When the Mets decided against acquiring Carlos Gomez for Zach Wheeler and Wilmer Flores, it opened the door for the Brewers to complete an even bigger — and better — deal, sending Gomez and Mike Fiers to the Houston Astros. They got four top prospects in return, who rank second (Brett Phillips), fourth (Domingo Santana), 15th (Josh Hader) and 28th (Adrian Houser) on the Brewers’ top prospect list.
They followed that up by dealing outfielder Gerardo Parra to the Baltimore Orioles for right-hander Zach Davies, who ranks 11th on the list, right behind 2014 first-round pick Kodi Medeiros. That’s four top-15 prospects acquired in less than 24 hours.

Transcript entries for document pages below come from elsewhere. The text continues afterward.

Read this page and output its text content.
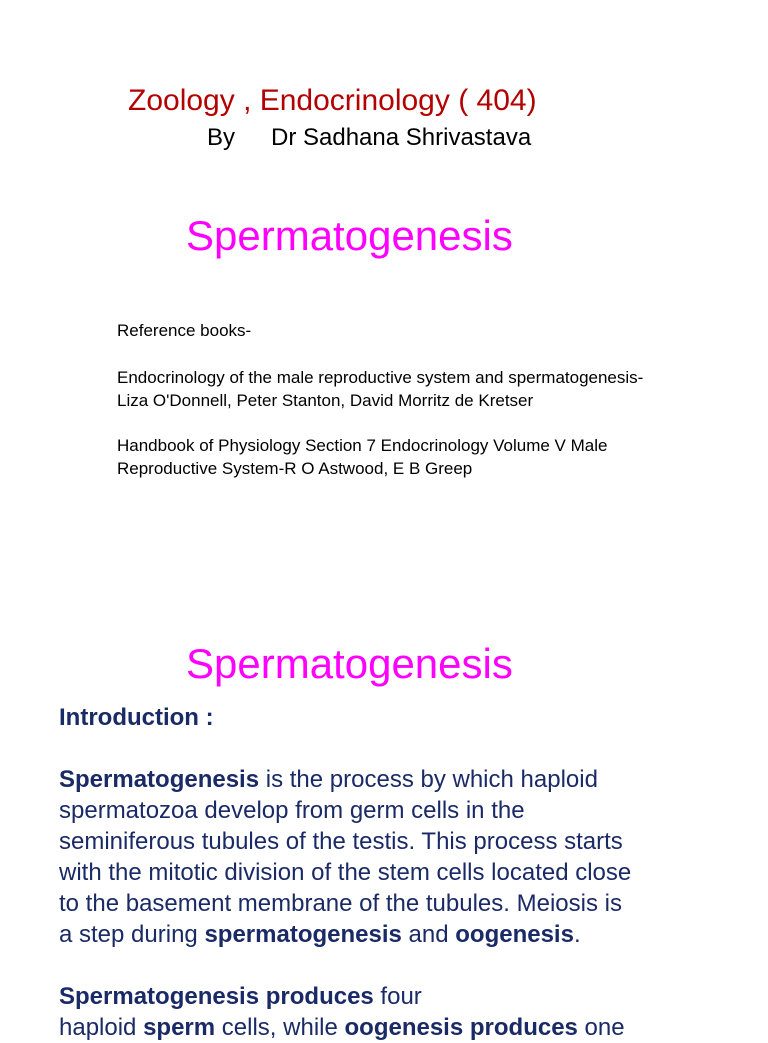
Zoology , Endocrinology ( 404)
By Dr Sadhana Shrivastava
Spermatogenesis
Reference books-
Endocrinology of the male reproductive system and spermatogenesis-
Liza O'Donnell, Peter Stanton, David Morritz de Kretser
Handbook of Physiology Section 7 Endocrinology Volume V Male
Reproductive System-R O Astwood, E B Greep
Spermatogenesis
Introduction :
Spermatogenesis is the process by which haploid
spermatozoa develop from germ cells in the
seminiferous tubules of the testis. This process starts
with the mitotic division of the stem cells located close
to the basement membrane of the tubules. Meiosis is
a step during spermatogenesis and oogenesis.
Spermatogenesis produces four
haploid sperm cells, while oogenesis produces one
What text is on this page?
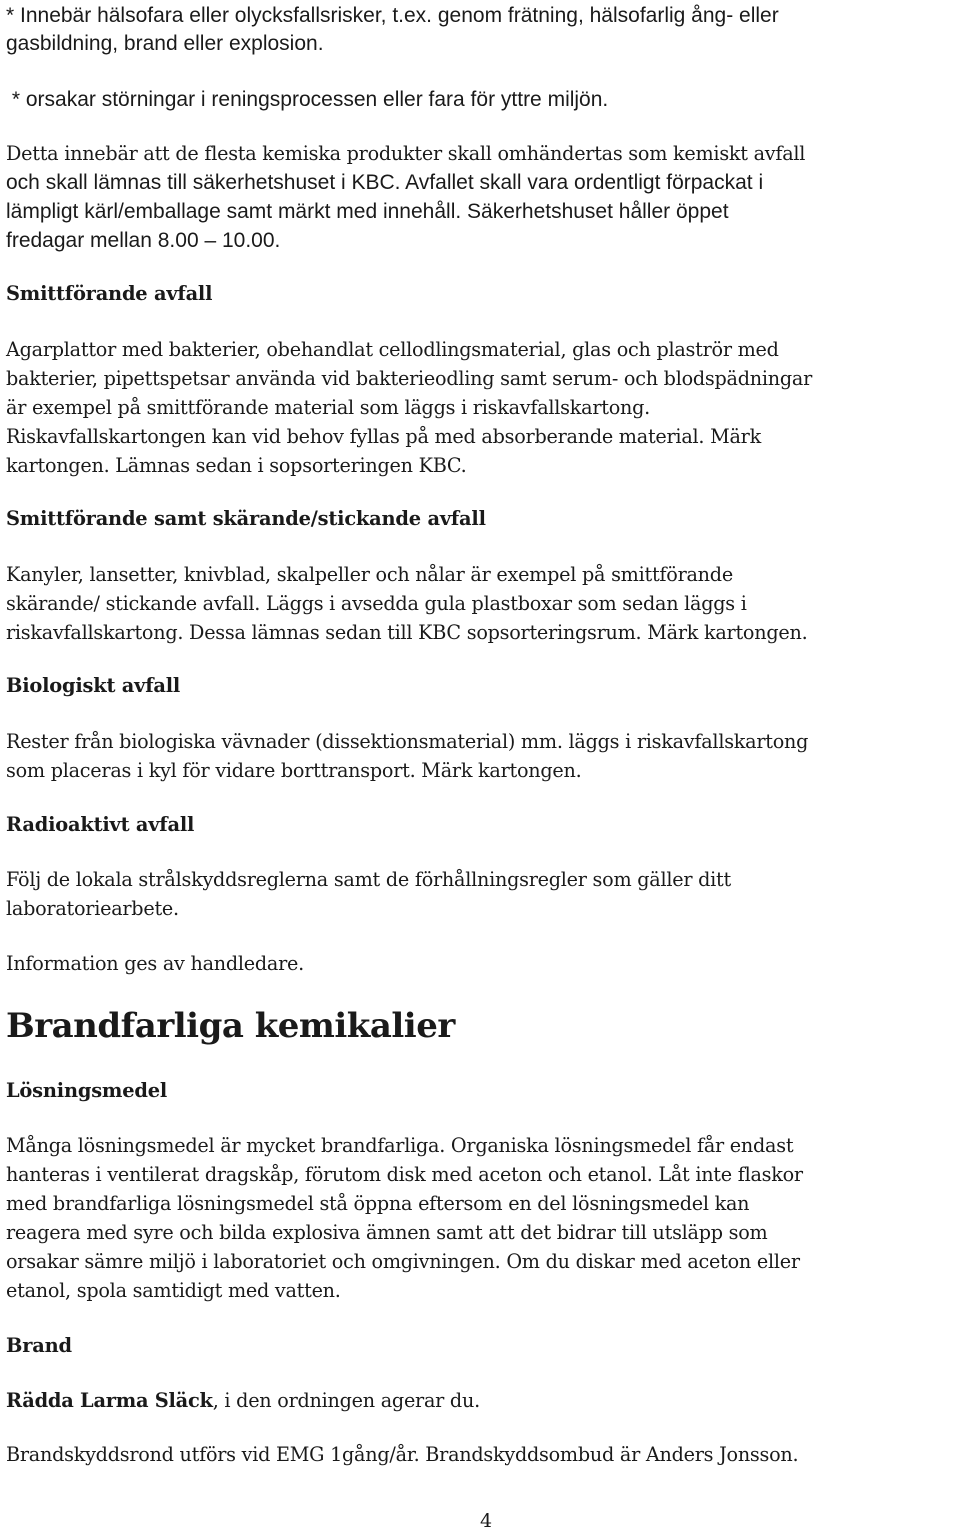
* Innebär hälsofara eller olycksfallsrisker, t.ex. genom frätning, hälsofarlig ång- eller
gasbildning, brand eller explosion.
* orsakar störningar i reningsprocessen eller fara för yttre miljön.
Detta innebär att de flesta kemiska produkter skall omhändertas som kemiskt avfall
och skall lämnas till säkerhetshuset i KBC. Avfallet skall vara ordentligt förpackat i
lämpligt kärl/emballage samt märkt med innehåll. Säkerhetshuset håller öppet
fredagar mellan 8.00 – 10.00.
Smittförande avfall
Agarplattor med bakterier, obehandlat cellodlingsmaterial, glas och plaströr med
bakterier, pipettspetsar använda vid bakterieodling samt serum- och blodspädningar
är exempel på smittförande material som läggs i riskavfallskartong.
Riskavfallskartongen kan vid behov fyllas på med absorberande material. Märk
kartongen. Lämnas sedan i sopsorteringen KBC.
Smittförande samt skärande/stickande avfall
Kanyler, lansetter, knivblad, skalpeller och nålar är exempel på smittförande
skärande/ stickande avfall. Läggs i avsedda gula plastboxar som sedan läggs i
riskavfallskartong. Dessa lämnas sedan till KBC sopsorteringsrum. Märk kartongen.
Biologiskt avfall
Rester från biologiska vävnader (dissektionsmaterial) mm. läggs i riskavfallskartong
som placeras i kyl för vidare borttransport. Märk kartongen.
Radioaktivt avfall
Följ de lokala strålskyddsreglerna samt de förhållningsregler som gäller ditt
laboratoriearbete.
Information ges av handledare.
Brandfarliga kemikalier
Lösningsmedel
Många lösningsmedel är mycket brandfarliga. Organiska lösningsmedel får endast
hanteras i ventilerat dragskåp, förutom disk med aceton och etanol. Låt inte flaskor
med brandfarliga lösningsmedel stå öppna eftersom en del lösningsmedel kan
reagera med syre och bilda explosiva ämnen samt att det bidrar till utsläpp som
orsakar sämre miljö i laboratoriet och omgivningen. Om du diskar med aceton eller
etanol, spola samtidigt med vatten.
Brand
Rädda Larma Släck, i den ordningen agerar du.
Brandskyddsrond utförs vid EMG 1gång/år. Brandskyddsombud är Anders Jonsson.
4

Phillips, a 21-year-old five-tool outfielder, ranks 39th overall in MLB.com’s top 100 prospects. He was the Astros’ minor league player of the year last season and has started to show more power over the last two years. He’s having an excellent 2015 season, hitting .317/.377/.543 with 16 home runs, 71 RBIs and 15 stolen bases over 101 games at Classes A and AA. He could start in center field within a couple of years, or slide over to right field with his well-above-average arm.
Santana, a boom-or-bust-type power hitter, ranks 87th overall among MLB prospects and has enough raw power to drive the ball out of the park in any direction. He’s hitting .322/.424/.574 with 16 home runs and 63 RBIs over 78 games at Class AAA. A likely September callup candidate, Santana also has a strong arm in the outfield.
In Hader, Davies and Houser, the Brewers brought in three starters that could be part of the rotation in the near future. None of them profile as front-of-the-rotation starters, but they could fit in well as Nos. 3, 4 or 5 starters, and add to a pretty good haul for general manager Doug Melvin and the Brewers.
In trading away Gomez, Fiers and Parra, they brought back five upper-level prospects that could be integral pieces of the team within a couple of years. Most important, they didn’t go for the quick fix.
Yes, they acquired players that are mostly just a year or two from the majors, but the Brewers showed they’re committed to a rebuild. These aren’t proven players they’re bringing back. These are high-upside prospects that they’ll look to develop into major league stars in the next couple years.
This team hasn’t been close to contending this season and likely won’t next year. But come 2017 or ’18, these deals could have them right back in the National League Central race.